Covalent bonds occur when atoms share pairs of electrons. This sharing allows each atom to fill its outer electron shell, achieving a stable electron configuration. Consider \( \mathrm{HCl} \), a common chemical where hydrogen and chlorine share a pair of electrons to attain full outer shells: hydrogen aims for two and chlorine for eight electrons.

• Covalent bonds can be polar or nonpolar depending on the electronegativity difference between atoms.
• Polar covalent bonds have unequal sharing of electrons, leading to partial charges, as seen in \( \mathrm{HCl} \).
• Nonpolar covalent bonds involve equal sharing, evident in molecules like nitrogen gas \( \mathrm{N_2} \).

Understanding chemical bonding helps explain why substances have the properties they do, affecting everything from electrical conductivity to melting and boiling points.

Electron Configuration

Electron configuration is a crucial concept for understanding how atoms interact to form molecules. It describes how electrons are distributed among the various atomic orbitals. Valence electrons, the ones involved in bonding, are found in the outermost electron shell.
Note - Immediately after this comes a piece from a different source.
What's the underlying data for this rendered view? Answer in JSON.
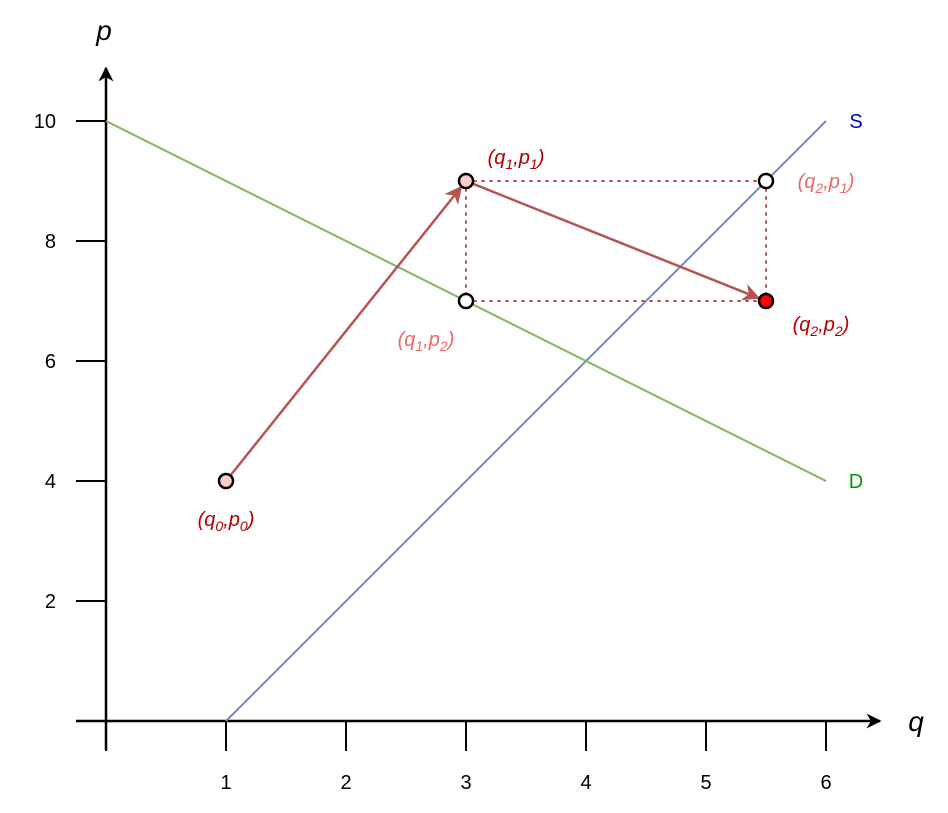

In a chemical reaction, the electron configuration determines how atoms will bond with each other. For example, nitrogen has an electron configuration of \(1s^2 2s^2 2p^3\). This means it has five valence electrons, which it can share to form bonds and achieve a stable octet.

• An electron configuration that fulfills an octet is particularly stable for elements in groups 14-18 of the periodic table.
• Changes in electron configuration can indicate whether an atom is likely to form cations or anions.
• Understanding electron configuration helps predict molecular structure and bond formation.

These configurations guide the way atoms interact, form structures, and ultimately determine the substance's properties, highlighting the essence of how chemistry shapes our world.